Every Hamas rocket launched from Gaza, every Hezbollah attack or Houthi drone aimed at Israel, every missile Iran fires toward Tel Aviv underscores a brutal truth: Tehran’s war on Israel is not about borders. It is about existence. Yet, it is the grandchildren of Iranian Jewish exiles, like the grandchildren of Jews who were exiled from many other Arab countries, who are among the soldiers defending Israel: They pilot Israel’s fighter jets, direct its cyber-defenses, operate the Iron Dome batteries that intercept those rockets and perform other crucial tasks.
Ironically, it is Iran’s antisemitism, like that of so many other Arab dictatorships before it, that has helped strengthen Israel and allowed its population to flourish.
This reality demolishes the cartoonish narrative that Israel is a Western colonial project. Jews from Iran, Iraq, Yemen, Syria, Libya and Algeria were expelled from homes where their communities had existed for centuries before being Arabized or Islamized by conquest. Instead of seizing someone else’s land, they came to Israel and returned to the Jews’ indigenous homeland—the one nation that offered them refuge and continuity.
Tehran’s propaganda paints Jews as colonizers, but its own history tells the opposite story. Iranian state media erases centuries of Jewish life in Persia, a life that enriched the country in every field. Before the clerical dictatorship, Iran’s Jewish community numbered as many as 100,000. Now, only about 8,000 remain, surviving under repressive conditions.
The Jews who were expelled from Iran carry scars of rejection, but they also have the tools to defend Jewish continuity. They have passed this knowledge down to their children and grandchildren. Iran may want to crush Israel, but, ironically, it helped produce Israelis who know exactly what tyranny and Islamist colonialism look like, and what it takes to resist it.
This conflict is a centuries-old struggle over whether Jews, indigenous to the Land of Israel, will be allowed to live as a free people in it.

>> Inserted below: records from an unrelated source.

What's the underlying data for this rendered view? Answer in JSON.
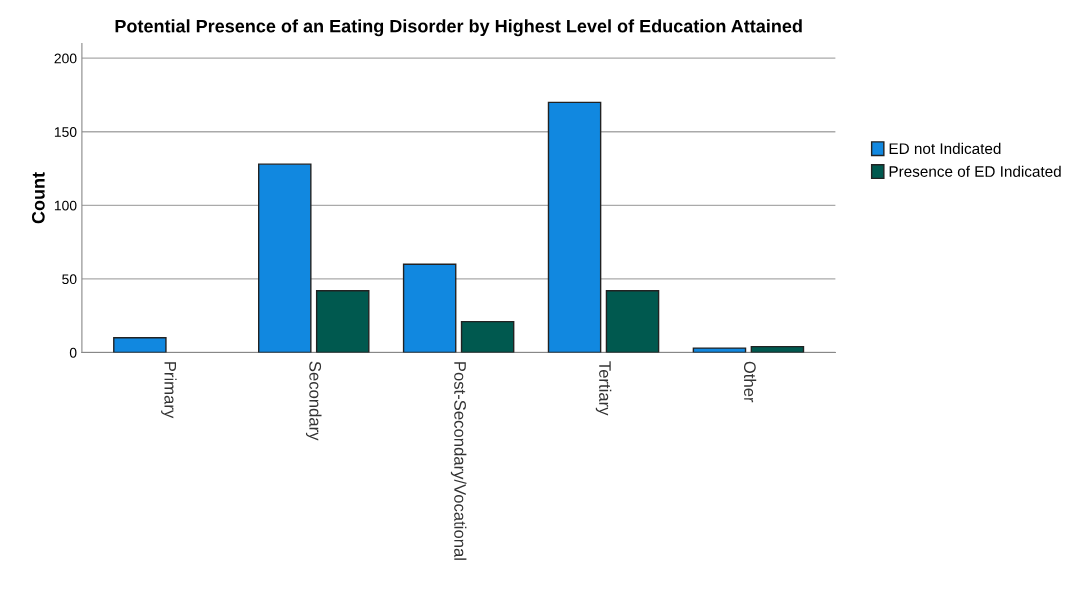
{
  "chart_data": {
    "type": "bar",
    "title": "Potential Presence of an Eating Disorder by Highest Level of Education Attained",
    "ylabel": "Count",
    "categories": [
      "Primary",
      "Secondary",
      "Post-Secondary/Vocational",
      "Tertiary",
      "Other"
    ],
    "series": [
      {
        "name": "ED not Indicated",
        "color": "#1188e0",
        "values": [
          10,
          128,
          60,
          170,
          3
        ]
      },
      {
        "name": "Presence of ED Indicated",
        "color": "#00594f",
        "values": [
          null,
          42,
          21,
          42,
          4
        ]
      }
    ],
    "ylim": [
      0,
      210
    ],
    "yticks": [
      0,
      50,
      100,
      150,
      200
    ],
    "grid": "y",
    "legend": "right"
  }
}
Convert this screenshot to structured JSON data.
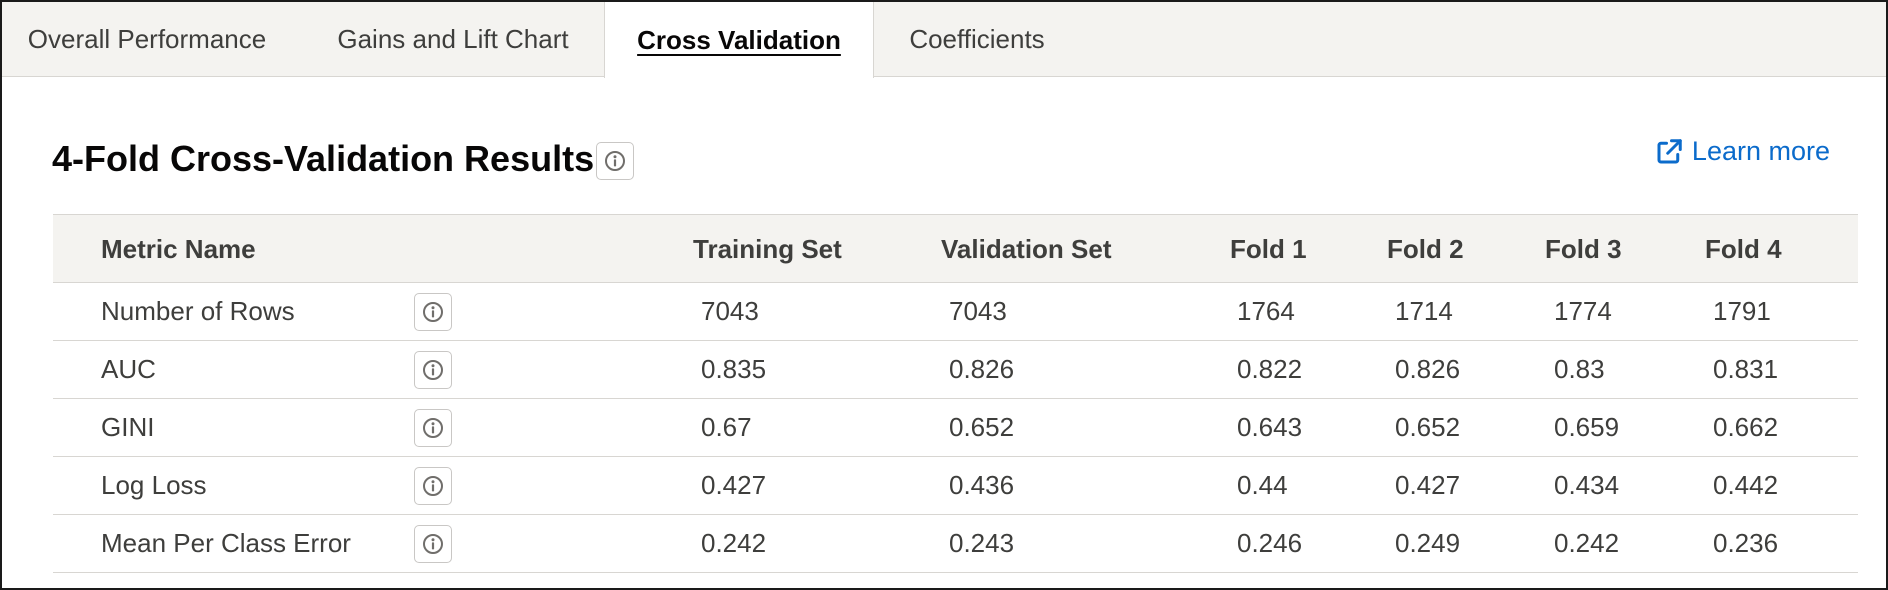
{
  "tabs": [
    {
      "label": "Overall Performance",
      "active": false
    },
    {
      "label": "Gains and Lift Chart",
      "active": false
    },
    {
      "label": "Cross Validation",
      "active": true
    },
    {
      "label": "Coefficients",
      "active": false
    }
  ],
  "header": {
    "title": "4-Fold Cross-Validation Results",
    "learn_more": "Learn more",
    "info_icon": "info-icon",
    "link_icon": "external-link-icon"
  },
  "table": {
    "columns": [
      "Metric Name",
      "Training Set",
      "Validation Set",
      "Fold 1",
      "Fold 2",
      "Fold 3",
      "Fold 4"
    ],
    "rows": [
      {
        "metric": "Number of Rows",
        "values": [
          "7043",
          "7043",
          "1764",
          "1714",
          "1774",
          "1791"
        ]
      },
      {
        "metric": "AUC",
        "values": [
          "0.835",
          "0.826",
          "0.822",
          "0.826",
          "0.83",
          "0.831"
        ]
      },
      {
        "metric": "GINI",
        "values": [
          "0.67",
          "0.652",
          "0.643",
          "0.652",
          "0.659",
          "0.662"
        ]
      },
      {
        "metric": "Log Loss",
        "values": [
          "0.427",
          "0.436",
          "0.44",
          "0.427",
          "0.434",
          "0.442"
        ]
      },
      {
        "metric": "Mean Per Class Error",
        "values": [
          "0.242",
          "0.243",
          "0.246",
          "0.249",
          "0.242",
          "0.236"
        ]
      }
    ]
  },
  "colors": {
    "accent_link": "#0b6bcb",
    "tab_bg": "#f4f3f0",
    "border": "#d8d6d2"
  }
}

Iran seeks to erase Jewish life from the Middle East. But when antisemitism forces Jews from their homes, they do not vanish. They rebuild. They return. They strengthen. And that remains the sharpest rebuttal to the Iranian regime’s genocidal vision: Jewish history in Persia did not end in exile. It lives on in Israel, where the Jewish story—one of survival and triumph against every empire and every colonizer, from Rome to Tehran—continues to unfold.
Micha Danzig served in the Israeli army and is a former police officer with the New York Police Department (NYPD). An attorney, he is active with a number of Jewish and pro-Israel organizations, including StandWithUs, T.E.A.M. and Friends of the Israel Defense Forces (FIDF).